Ho il massimo rispetto per il mondo della cooperazione internazionale e per le decine di migliaia di persone che vi investono tempo, risorse, energie, spesso in situazioni di altissimo rischio, come dimostrano i tanti cooperanti rimasti vittime in questi anni del terrorismo e della barbarie. Proprio per questo la continua esposizione del corpo di bambini poveri e denutriti allo scopo di alimentare il circuito delle donazioni e delle adozioni a distanza mi provoca inquietudine e irritazione. Mentre proteggiamo con determinazione i volti e le fattezze dei «nostri» bambini (con tanto di segni grafici atti a nasconderne l’identità), non esitiamo a esibire le pance deformi, le gambe magrissime, gli occhi scavati degli «altri» bambini. Mi si obietterà che tutto ciò viene fatto a fin di bene, per far entrare nelle nostre case il dramma della fame e della miseria e scuoterci così dall’indifferenza e dal torpore. Ma è proprio su questo che avanzo le mie più radicali riserve, perché il quadro che quei messaggi delineano configura una sorta di «ricatto morale»: la vita di quel bambino, il cibo per nutrirlo, l’acqua per dissetarlo, le medicine per guarirlo dipendono dai 9 euro al mese che ciascuno di noi è invitato a donare. La responsabilità è tutta sulle nostre spalle. Dietro a quei volti non c’è una storia, un’analisi, una rivendicazione di giustizia.

Ma cosa rappresentano questi 9 euro, se non il prezzo della nostra cattiva coscienza? È come se l’erogazione di quella somma ci esentasse da ogni altro impegno per dare un contributo di altro tipo, per quanto velleitario possa essere considerato, all’introduzione nel mondo (e in quelle terre in particolare) di quella aspirazione alla giustizia che ormai è stata completamente cancellata da ogni rappresentazione della povertà e della miseria, sostituita dalla compassione, dal mecenatismo, dal paternalismo, dall’esibizione della misericordia (magari griffata, sponsorizzata e rilanciata in diretta).

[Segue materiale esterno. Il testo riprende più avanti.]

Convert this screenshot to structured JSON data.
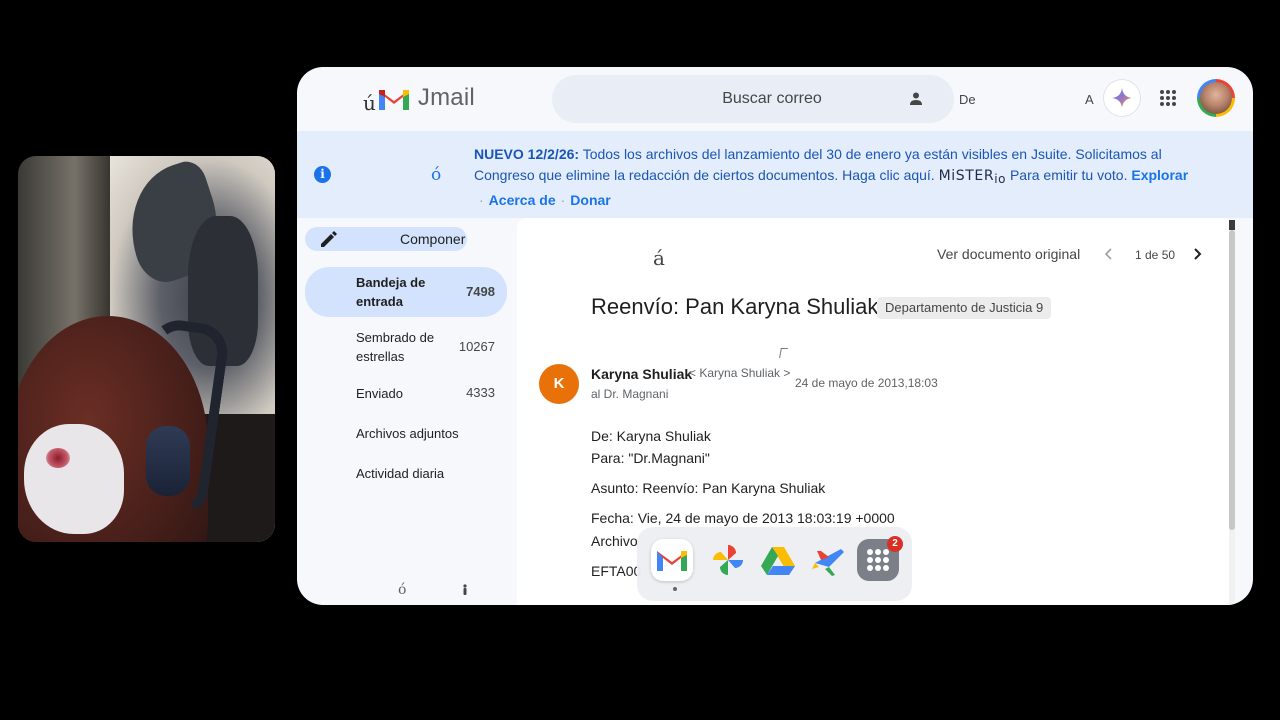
{
  "app": {
    "name": "Jmail",
    "logo_accent": "ú"
  },
  "search": {
    "placeholder": "Buscar correo",
    "extra_label": "De"
  },
  "header": {
    "a_label": "A"
  },
  "banner": {
    "icon": "info-icon",
    "glyph": "ó",
    "bold": "NUEVO 12/2/26:",
    "text_1": "Todos los archivos del lanzamiento del 30 de enero ya están visibles en Jsuite. Solicitamos al Congreso que elimine la redacción de ciertos documentos. Haga clic aquí.",
    "mister": "MiSTER",
    "mister_sub": "io",
    "text_2": "Para emitir tu voto.",
    "link_explore": "Explorar",
    "link_about": "Acerca de",
    "link_donate": "Donar"
  },
  "sidebar": {
    "compose_label": "Componer",
    "items": [
      {
        "label": "Bandeja de entrada",
        "count": "7498"
      },
      {
        "label": "Sembrado de estrellas",
        "count": "10267"
      },
      {
        "label": "Enviado",
        "count": "4333"
      },
      {
        "label": "Archivos adjuntos",
        "count": ""
      },
      {
        "label": "Actividad diaria",
        "count": ""
      }
    ],
    "bottom_glyph": "ó"
  },
  "message": {
    "top_glyph": "á",
    "view_original": "Ver documento original",
    "pager": "1 de 50",
    "subject": "Reenvío: Pan Karyna Shuliak",
    "label": "Departamento de Justicia 9",
    "sender_initial": "K",
    "sender_name": "Karyna Shuliak",
    "sender_email": "< Karyna Shuliak >",
    "date": "24 de mayo de 2013,18:03",
    "to": "al Dr. Magnani",
    "body": {
      "from": "De: Karyna Shuliak",
      "to": "Para: \"Dr.Magnani\"",
      "subject": "Asunto: Reenvío: Pan Karyna Shuliak",
      "date": "Fecha: Vie, 24 de mayo de 2013 18:03:19 +0000",
      "attachment": "Archivo",
      "efta": "EFTA00"
    }
  },
  "dock": {
    "apps": [
      "gmail-icon",
      "photos-icon",
      "drive-icon",
      "flights-icon",
      "app-grid-icon"
    ],
    "badge": "2"
  },
  "colors": {
    "banner_bg": "#e4edfc",
    "active_nav": "#d3e3fd",
    "sender_avatar": "#e8710a",
    "link": "#1a73e8"
  }
}
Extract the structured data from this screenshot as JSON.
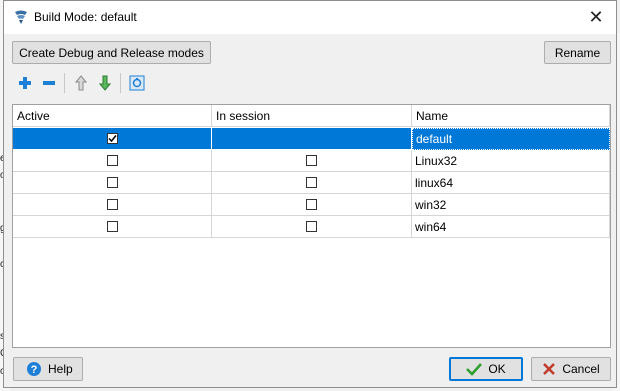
{
  "window": {
    "title": "Build Mode: default"
  },
  "background_left_fragments": [
    "e",
    "o",
    "g",
    "c",
    "s",
    "C",
    "o"
  ],
  "toolbar": {
    "create_modes_label": "Create Debug and Release modes",
    "rename_label": "Rename",
    "icons": [
      "add-icon",
      "remove-icon",
      "move-up-icon",
      "move-down-icon",
      "detect-icon"
    ]
  },
  "table": {
    "headers": [
      "Active",
      "In session",
      "Name"
    ],
    "rows": [
      {
        "name": "default",
        "active": true,
        "in_session": null,
        "selected": true
      },
      {
        "name": "Linux32",
        "active": false,
        "in_session": false,
        "selected": false
      },
      {
        "name": "linux64",
        "active": false,
        "in_session": false,
        "selected": false
      },
      {
        "name": "win32",
        "active": false,
        "in_session": false,
        "selected": false
      },
      {
        "name": "win64",
        "active": false,
        "in_session": false,
        "selected": false
      }
    ]
  },
  "footer": {
    "help_label": "Help",
    "ok_label": "OK",
    "cancel_label": "Cancel"
  },
  "colors": {
    "selection": "#0078d7",
    "add": "#1e7fd6",
    "ok_check": "#2e9e2e",
    "cancel_x": "#c0392b"
  }
}
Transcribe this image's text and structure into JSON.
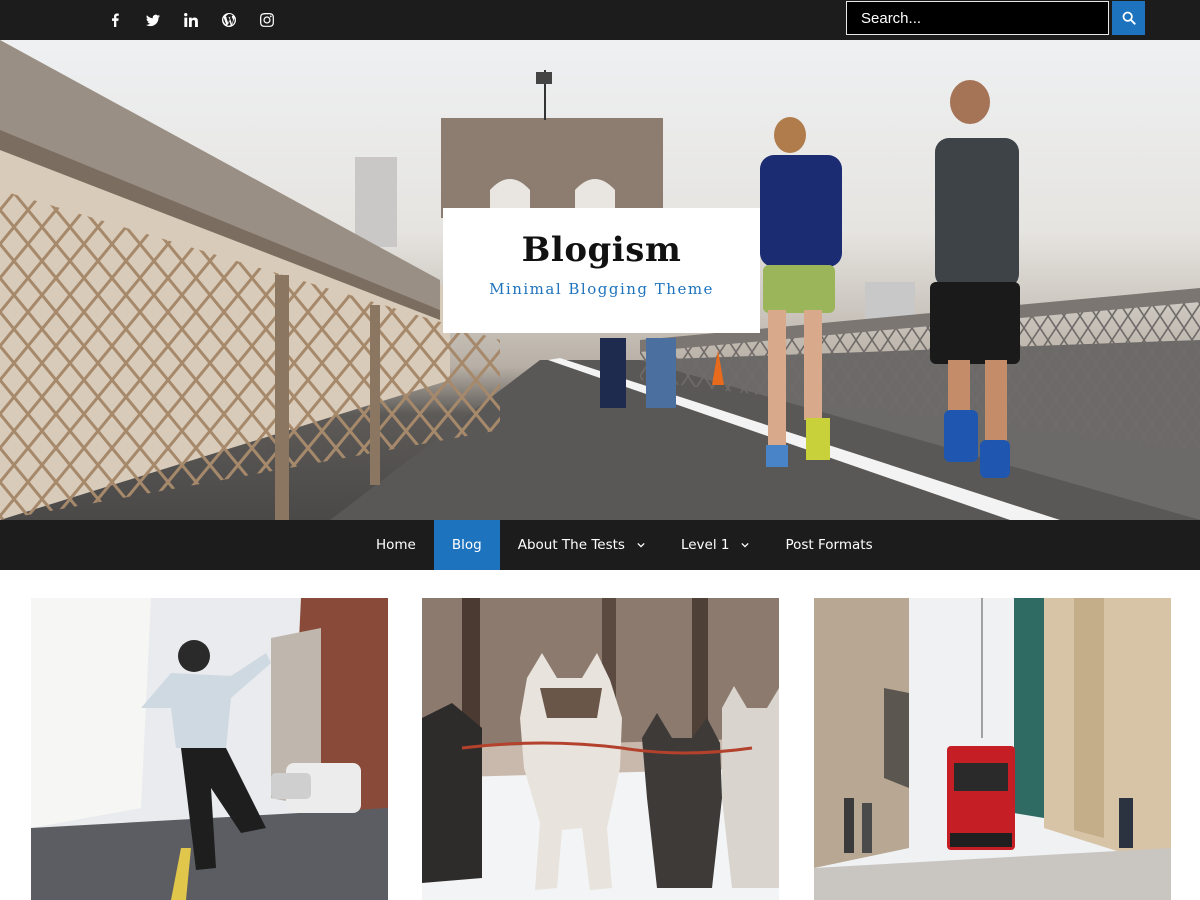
{
  "topbar": {
    "social_icons": [
      "facebook-icon",
      "twitter-icon",
      "linkedin-icon",
      "wordpress-icon",
      "instagram-icon"
    ],
    "search": {
      "placeholder": "Search..."
    }
  },
  "hero": {
    "site_title": "Blogism",
    "tagline": "Minimal Blogging Theme"
  },
  "nav": {
    "items": [
      {
        "label": "Home"
      },
      {
        "label": "Blog",
        "active": true
      },
      {
        "label": "About The Tests",
        "has_submenu": true
      },
      {
        "label": "Level 1",
        "has_submenu": true
      },
      {
        "label": "Post Formats"
      }
    ]
  },
  "posts": {
    "thumbnails": [
      "dancer-street-photo",
      "sled-dogs-photo",
      "red-tram-street-photo"
    ]
  },
  "colors": {
    "accent": "#1e73be",
    "bar": "#1c1c1c"
  }
}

Nella presentazione di quelle immagini e nel loro contesto comunicativo c’è tutta la resa della nostra capacità di interpretare criticamente la realtà. La completa rinuncia a un’interpretazione sociale e politica del mondo.

Per di più, a questo fenomeno di oscena ostentazione si accompagnano metodologie sempre più aggressive di richiesta di sostegno alle varie Ong impegnate nella cooperazione internazionale (comprese prestigiose agenzie che si battono per i diritti civili e importanti associazioni mediche che intervengono nelle zone calde del mondo). Con tecniche da «vendita per strada» ragazze e ragazzi spesso sprovveduti ti abbordano invitando a sottoscrivere per questa o quella «buona causa», come se certi impegni non dovessero accompagnarsi a elementi di riflessività e di consapevolezza e potessero viceversa essere carpiti con la stessa persuasività suggestiva con cui si estorce un corso di inglese o di informatica. Mi chiedo se questo non abbia qualcosa a che vedere con il mantenimento di quella che si presenta a tutti gli effetti come una nuova «burocrazia» che, per quanto ben intenzionata, ha bisogno comunque di perpetuare se stessa. Non deve forse esserci una coerenza profonda tra una «buona causa» e i mezzi per promuoverla? E quando questi degenerano così profondamente questo non finisce per sporcare inevitabilmente il fine che si pretende di perseguire?

Alla fine, ed è l’aspetto più grave e deleterio, assistiamo alla cancellazione della dimensione pubblica dei problemi che vengono esibiti. Nell’epoca della globalizzazione e delle comunità virtuali anche questo ci ricorda la raggelante solitudine in cui ci ha precipitato la crisi di qualunque impianto politico ispirato alla giustizia e all’uguaglianza.